The benefits of ginger may not stop at the gut. Recent studies also suggest that ginger may play a role in preventing inflammation, thereby possibly extending its usefulness to alleviating pain caused by arthritis. One intervention study of individuals with osteo-arthritis found that reported pain levels were lower in the group taking a Chinese ginger extract versus a placebo and produced pain relief similar to that achieved with ibuprofen.

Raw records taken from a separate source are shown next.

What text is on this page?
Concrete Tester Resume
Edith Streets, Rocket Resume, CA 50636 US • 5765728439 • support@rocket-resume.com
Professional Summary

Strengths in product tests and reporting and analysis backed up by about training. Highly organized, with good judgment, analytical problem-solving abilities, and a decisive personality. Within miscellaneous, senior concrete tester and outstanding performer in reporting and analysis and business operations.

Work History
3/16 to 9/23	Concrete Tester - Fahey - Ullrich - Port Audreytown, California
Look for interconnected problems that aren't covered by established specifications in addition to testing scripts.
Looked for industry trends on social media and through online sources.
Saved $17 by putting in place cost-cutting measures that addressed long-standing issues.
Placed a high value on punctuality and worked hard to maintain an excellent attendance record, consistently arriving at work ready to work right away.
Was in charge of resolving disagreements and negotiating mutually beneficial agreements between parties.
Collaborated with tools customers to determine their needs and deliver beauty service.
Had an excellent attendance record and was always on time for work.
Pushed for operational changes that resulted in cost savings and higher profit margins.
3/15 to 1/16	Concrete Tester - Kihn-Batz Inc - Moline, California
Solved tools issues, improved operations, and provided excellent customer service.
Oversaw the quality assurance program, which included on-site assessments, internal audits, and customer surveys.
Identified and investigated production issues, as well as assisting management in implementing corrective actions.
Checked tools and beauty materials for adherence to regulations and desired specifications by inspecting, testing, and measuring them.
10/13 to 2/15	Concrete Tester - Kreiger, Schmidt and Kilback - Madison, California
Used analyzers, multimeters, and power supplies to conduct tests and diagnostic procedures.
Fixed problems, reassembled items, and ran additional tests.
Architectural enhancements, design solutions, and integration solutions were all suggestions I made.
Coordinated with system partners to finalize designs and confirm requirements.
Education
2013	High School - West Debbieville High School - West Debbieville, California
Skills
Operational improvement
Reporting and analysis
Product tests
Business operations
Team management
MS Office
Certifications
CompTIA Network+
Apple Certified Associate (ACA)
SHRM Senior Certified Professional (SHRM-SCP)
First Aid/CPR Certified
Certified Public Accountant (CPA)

Like curcumin, ginger also exhibits antioxidant properties. Its anti-inflammatory and antioxidant properties together suggest a potential role in reducing the rise of cancer. Animal studies show that the principal constituent of ginger, gingerol, inhibits carcinogenesis in the gastrointestinal tract, skin, and breast. Human studies are needed to further evaluate the efficacy of ginger in cancer prevention.
Spicing up Health Goals
Despite the potential for herbs and spices to contribute more than just flavor to our food, dietary recommendations do not yet make specific recommendations for herbs and spices. The science in many cases is only beginning to emerge providing validation of traditional medicinal practices, and revealing more detailed questions that must be pursued such as the effective amount of a particular herb or spice that needs to be consumed in order to see a benefit. That said, promotion of a diet that includes herbs and spices is on a par with current dietary guidelines from the U.S. and many other countries worldwide. The Dietary Guidelines for Americans 2005 recommend use of herbs and spices as a strategy for reducing sodium intake. Dietary recommendations in Greece devote particular attention to herbs as beneficial in their own right: “Oregano, basil, thyme and other herbs grown in Greece are a good source of antioxidant compounds and can be a tasteful substitute for salt in the preparation of various dishes.”
A sprinkling of herbs and spices on favorite foods can add a lot of flavor to life. Fullness of flavor may indeed impart specific health benefits. While the recipe for good health is still being written, the wisdom of many cultures, both ancient and modern, around the world tells us that there is value in simply enjoying food. Good food, good taste, and good health truly go hand-in-hand.